Now, it's LG's turn. LG is not planning on using the operating system to power a mobile device, and that could make all the difference. LG plans to deploy webOS into its next-generation Smart TV technology.
"LG is going to try doing the Apple vertical integration path. The issue will be developers and apps," Rob Enderle, principal analyst at the Enderle Group, told us. "However this will give them a patent portfolio on mobile that will rival Apple and the defense against Apple and Microsoft litigation may make this worthwhile even if they continued with Android."
LG's New Path
Although it's unclear how much LG is investing, the company seems to be willing to take the technology and the team that knows how to run it.

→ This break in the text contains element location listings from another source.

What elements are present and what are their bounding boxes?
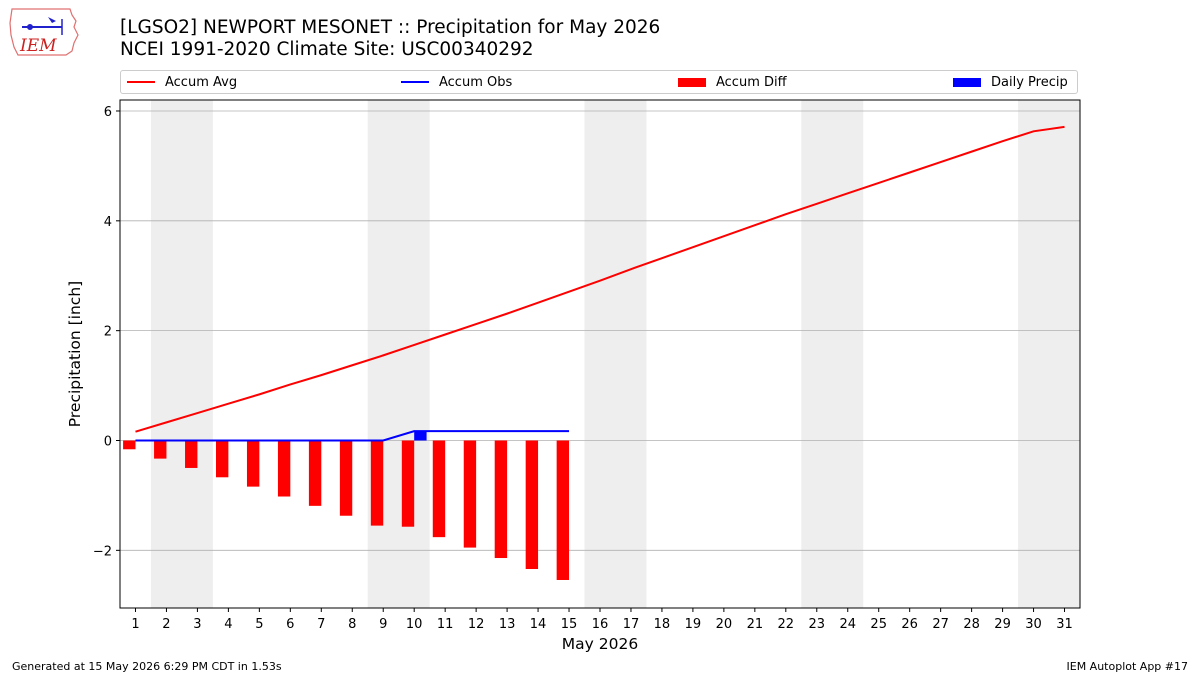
x-tick-label: 2 xyxy=(162,617,170,632)
x-tick-label: 20 xyxy=(716,617,733,632)
x-tick-label: 30 xyxy=(1025,617,1042,632)
footer-generated-text: Generated at 15 May 2026 6:29 PM CDT in … xyxy=(12,660,282,673)
accum-diff-bar-9 xyxy=(370,440,384,526)
x-tick-label: 3 xyxy=(193,617,201,632)
y-tick-label: 4 xyxy=(104,215,112,230)
accum-diff-bar-5 xyxy=(246,440,260,487)
legend-label-accum-avg: Accum Avg xyxy=(165,74,238,90)
x-tick-label: 26 xyxy=(901,617,918,632)
x-tick-label: 14 xyxy=(530,617,547,632)
chart-subtitle: NCEI 1991-2020 Climate Site: USC00340292 xyxy=(120,39,534,60)
accum-diff-bar-14 xyxy=(525,440,539,570)
y-tick-label: 0 xyxy=(104,434,112,449)
weekend-shade-1 xyxy=(150,100,213,608)
x-tick-label: 28 xyxy=(963,617,980,632)
accum-avg-line xyxy=(135,125,1065,433)
x-tick-label: 6 xyxy=(286,617,294,632)
y-tick-label: −2 xyxy=(93,544,112,559)
legend-item-daily-precip: Daily Precip xyxy=(953,71,1068,93)
y-tick-label: 2 xyxy=(104,325,112,340)
legend-item-accum-diff: Accum Diff xyxy=(678,71,787,93)
x-tick-label: 8 xyxy=(348,617,356,632)
legend-item-accum-obs: Accum Obs xyxy=(401,71,512,93)
x-tick-label: 17 xyxy=(623,617,640,632)
x-tick-label: 1 xyxy=(131,617,139,632)
x-tick-label: 11 xyxy=(437,617,454,632)
daily-precip-bar-10 xyxy=(414,431,427,441)
x-axis-label: May 2026 xyxy=(562,635,638,653)
weekend-shade-5 xyxy=(1018,100,1080,608)
y-tick-label: 6 xyxy=(104,105,112,120)
iem-logo: IEM xyxy=(8,5,80,59)
x-tick-label: 5 xyxy=(255,617,263,632)
logo-text: IEM xyxy=(19,36,57,56)
x-tick-label: 18 xyxy=(654,617,671,632)
legend-label-accum-diff: Accum Diff xyxy=(716,74,787,90)
x-tick-label: 27 xyxy=(932,617,949,632)
x-tick-label: 15 xyxy=(561,617,578,632)
y-axis-label: Precipitation [inch] xyxy=(66,281,84,427)
accum-diff-bar-12 xyxy=(463,440,477,548)
accum-diff-bar-1 xyxy=(123,440,136,450)
x-tick-label: 22 xyxy=(778,617,795,632)
accum-diff-bar-3 xyxy=(185,440,198,468)
legend-item-accum-avg: Accum Avg xyxy=(127,71,237,93)
x-tick-label: 25 xyxy=(870,617,887,632)
accum-diff-bar-13 xyxy=(494,440,508,559)
x-tick-label: 31 xyxy=(1056,617,1073,632)
accum-diff-bar-2 xyxy=(154,440,167,459)
legend-swatch-accum-avg xyxy=(127,81,155,83)
accum-diff-bar-11 xyxy=(432,440,446,538)
accum-diff-bar-8 xyxy=(339,440,353,516)
x-tick-label: 12 xyxy=(468,617,485,632)
accum-diff-bar-6 xyxy=(277,440,291,497)
chart-legend: Accum Avg Accum Obs Accum Diff Daily Pre… xyxy=(120,70,1078,94)
legend-swatch-accum-obs xyxy=(401,81,429,83)
weekend-shade-4 xyxy=(801,100,864,608)
legend-label-daily-precip: Daily Precip xyxy=(991,74,1068,90)
x-tick-label: 10 xyxy=(406,617,423,632)
iowa-outline-icon xyxy=(9,8,79,56)
accum-diff-bar-15 xyxy=(556,440,570,580)
accum-obs-line xyxy=(135,430,570,442)
x-tick-label: 13 xyxy=(499,617,516,632)
x-tick-label: 16 xyxy=(592,617,609,632)
legend-label-accum-obs: Accum Obs xyxy=(439,74,513,90)
chart-title: [LGSO2] NEWPORT MESONET :: Precipitation… xyxy=(120,17,661,38)
accum-diff-bar-7 xyxy=(308,440,322,506)
x-tick-label: 29 xyxy=(994,617,1011,632)
x-tick-label: 4 xyxy=(224,617,232,632)
footer-app-label: IEM Autoplot App #17 xyxy=(1066,660,1189,673)
x-tick-label: 19 xyxy=(685,617,702,632)
x-tick-label: 24 xyxy=(839,617,856,632)
accum-diff-bar-10 xyxy=(401,440,415,527)
legend-swatch-daily-precip xyxy=(953,77,981,87)
weekend-shade-2 xyxy=(367,100,430,608)
legend-swatch-accum-diff xyxy=(678,77,706,87)
weekend-shade-3 xyxy=(584,100,647,608)
x-tick-label: 23 xyxy=(809,617,826,632)
x-tick-label: 7 xyxy=(317,617,325,632)
accum-diff-bar-4 xyxy=(216,440,229,478)
x-tick-label: 9 xyxy=(379,617,387,632)
x-tick-label: 21 xyxy=(747,617,764,632)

LG is acquiring the source code, associated documentation, engineering talent and related Web sites associated with webOS.
As part of the transaction, LG also will receive licenses under HP's intellectual property for use with its webOS products, including patents acquired from Palm covering fundamental operating system and user interface technologies now in broad use across the industry.
Skott Ahn, president and chief technology officer of LG Electronics, said the deal
creates a new path for LG to offer an intuitive user experience and Internet services across a range of consumer electronics devices.
"The open and transparent webOS technology offers a compelling user experience that, when combined with our own technology, will pave the way for future innovations using the latest Web technologies," Ahn said.
HP's Cloud Focus
Ultimately, the companies hope the deal is a win-win. Leveraging the well-regarded webOS technology could give LG a competitive differentiation in the Smart TV marketplace. LG has committed to continue innovating around the operating system and incorporate the technology into its roadmap for years to come.
For HP's part, the tech giant finally unloads a high-cost investment and can deploy more resources on cloud computing and other strategic business opportunities. HP will retain ownership of all of Palm's cloud computing assets, including source code, talent, infrastructure and contracts.
"WebOS and its associated community deliver market-leading platforms for the next generation of connected devices. We are constantly looking for opportunities to accelerate the delivery of this platform from the community," said Bill Veghte, COO at HP. "LG's track record of innovation and broad distribution provides this opportunity, while enabling HP to accelerate our cloud efforts.
"In particular, with the cloud assets that will remain with HP, we will focus on delivering innovative solutions that will enable our customers to mobilize their workforce."